We call on the Prime Minister to act decisively to address this situation, securing the change necessary to ensure that the law provides a basis for widespread involvement in serving society whilst properly upholding the dignity of every individual, including those who seek to live with integrity to Christian conscience and teaching."
Given that, as I reported in my last post, David Cameron recently expressed his support for the High Court ruling in the Johns case, and said that "Christians should be tolerant and welcoming and broad minded", it seems unlikely that the CCFON petition will come to anything. And the campaign has attracted criticism from liberal Christians, with the think tank Ekklesia joining the British Humanist Association in rejecting the notion of anti-Christian persecution. Responding to the petition, Ekklesia's co-director, Simon Barrow, said:
"The judgement in the recent Johns foster case was very clear. It described claims of anti-religious discrimination as a 'travesty of the reality' and 'wrong as to the factual premises on which they are based.' The judges added that 'No one is seeking to de-legitimise Christianity or any other faith or belief. ... No one is seeking to give Christians, Jews or Muslims or, indeed, peoples of any faith, a second class status. On the contrary, it is fundamental to our law, to our polity and to our way of life, that everyone is equal.'
It is this equality which some vociferous campaign groups are disputing. They want a privileged status in law for their own particular prejudices, using arguments which many other Christians find misplaced, misguided and offensive. Far from ‘defending Christianity’, petitions like this bring it into disrepute."

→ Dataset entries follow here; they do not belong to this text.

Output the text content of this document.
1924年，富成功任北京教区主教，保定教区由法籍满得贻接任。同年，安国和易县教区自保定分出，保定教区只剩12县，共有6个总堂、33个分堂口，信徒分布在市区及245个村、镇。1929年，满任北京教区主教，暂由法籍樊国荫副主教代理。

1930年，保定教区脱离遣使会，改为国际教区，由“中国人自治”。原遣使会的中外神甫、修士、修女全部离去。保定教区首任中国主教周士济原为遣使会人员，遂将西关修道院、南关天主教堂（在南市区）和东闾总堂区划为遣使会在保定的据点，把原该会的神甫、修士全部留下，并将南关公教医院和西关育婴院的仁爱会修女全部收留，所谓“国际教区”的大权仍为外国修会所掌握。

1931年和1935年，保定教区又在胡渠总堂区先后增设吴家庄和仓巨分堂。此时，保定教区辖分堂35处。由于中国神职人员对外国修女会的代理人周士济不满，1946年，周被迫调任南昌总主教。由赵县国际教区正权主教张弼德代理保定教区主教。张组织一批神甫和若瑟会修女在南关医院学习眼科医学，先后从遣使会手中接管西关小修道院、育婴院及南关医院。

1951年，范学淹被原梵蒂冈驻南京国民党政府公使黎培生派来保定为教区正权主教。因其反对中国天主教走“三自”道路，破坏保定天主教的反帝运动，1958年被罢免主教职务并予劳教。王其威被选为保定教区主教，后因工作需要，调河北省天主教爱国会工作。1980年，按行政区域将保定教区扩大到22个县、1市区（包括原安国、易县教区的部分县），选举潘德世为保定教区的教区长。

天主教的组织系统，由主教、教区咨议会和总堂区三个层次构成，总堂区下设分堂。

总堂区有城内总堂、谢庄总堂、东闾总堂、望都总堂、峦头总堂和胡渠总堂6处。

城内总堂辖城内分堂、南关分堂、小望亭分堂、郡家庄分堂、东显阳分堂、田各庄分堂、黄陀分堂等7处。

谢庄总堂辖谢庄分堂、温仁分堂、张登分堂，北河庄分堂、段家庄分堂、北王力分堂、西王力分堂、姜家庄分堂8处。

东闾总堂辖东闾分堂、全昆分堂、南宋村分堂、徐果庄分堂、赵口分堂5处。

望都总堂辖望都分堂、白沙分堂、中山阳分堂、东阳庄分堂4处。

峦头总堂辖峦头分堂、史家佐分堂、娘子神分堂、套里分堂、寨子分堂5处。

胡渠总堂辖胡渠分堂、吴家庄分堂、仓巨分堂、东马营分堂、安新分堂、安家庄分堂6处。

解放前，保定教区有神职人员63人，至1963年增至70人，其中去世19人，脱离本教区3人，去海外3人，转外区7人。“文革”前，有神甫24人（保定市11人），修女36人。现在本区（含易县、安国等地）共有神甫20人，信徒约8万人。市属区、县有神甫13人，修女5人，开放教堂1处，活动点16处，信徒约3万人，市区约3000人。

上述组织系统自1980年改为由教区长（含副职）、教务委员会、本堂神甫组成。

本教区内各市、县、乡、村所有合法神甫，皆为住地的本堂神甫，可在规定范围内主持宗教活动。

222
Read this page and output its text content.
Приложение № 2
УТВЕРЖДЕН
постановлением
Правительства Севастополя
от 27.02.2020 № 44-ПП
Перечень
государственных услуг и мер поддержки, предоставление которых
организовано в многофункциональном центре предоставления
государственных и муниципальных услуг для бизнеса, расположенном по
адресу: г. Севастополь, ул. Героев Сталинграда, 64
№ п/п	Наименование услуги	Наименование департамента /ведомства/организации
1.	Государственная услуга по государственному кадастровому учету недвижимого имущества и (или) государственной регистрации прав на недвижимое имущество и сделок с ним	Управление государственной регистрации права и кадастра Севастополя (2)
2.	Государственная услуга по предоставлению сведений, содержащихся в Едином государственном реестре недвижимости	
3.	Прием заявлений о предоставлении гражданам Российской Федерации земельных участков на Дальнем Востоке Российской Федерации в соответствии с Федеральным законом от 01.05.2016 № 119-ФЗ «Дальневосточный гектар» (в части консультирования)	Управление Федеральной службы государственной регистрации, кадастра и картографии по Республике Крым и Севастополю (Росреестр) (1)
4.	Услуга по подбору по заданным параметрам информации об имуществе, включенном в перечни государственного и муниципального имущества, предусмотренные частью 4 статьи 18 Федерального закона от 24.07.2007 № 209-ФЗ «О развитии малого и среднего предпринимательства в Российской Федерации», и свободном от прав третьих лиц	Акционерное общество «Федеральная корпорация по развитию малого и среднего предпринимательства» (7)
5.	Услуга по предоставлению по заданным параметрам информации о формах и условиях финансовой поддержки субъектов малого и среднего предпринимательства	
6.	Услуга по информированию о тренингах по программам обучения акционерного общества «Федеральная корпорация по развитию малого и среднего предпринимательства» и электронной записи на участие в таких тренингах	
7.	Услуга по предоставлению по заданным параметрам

It would seem that this issue is set to run and run, although you would hope that, considering how consistent judges have been in rejecting the conservative Christian claims in these cases, groups like the Christian Legal Centre, the Christian Institute and CCFON might finally realise the equality legislation is here to stay. As always, I'd be interested to hear your thoughts – I was particularly struck by the claim  in the petition that "individuals who hold to mainstream Christian teaching being barred from different areas of public life". Is this really the case? Can CCFON and the CLC really be seen to represent mainstream Christianity?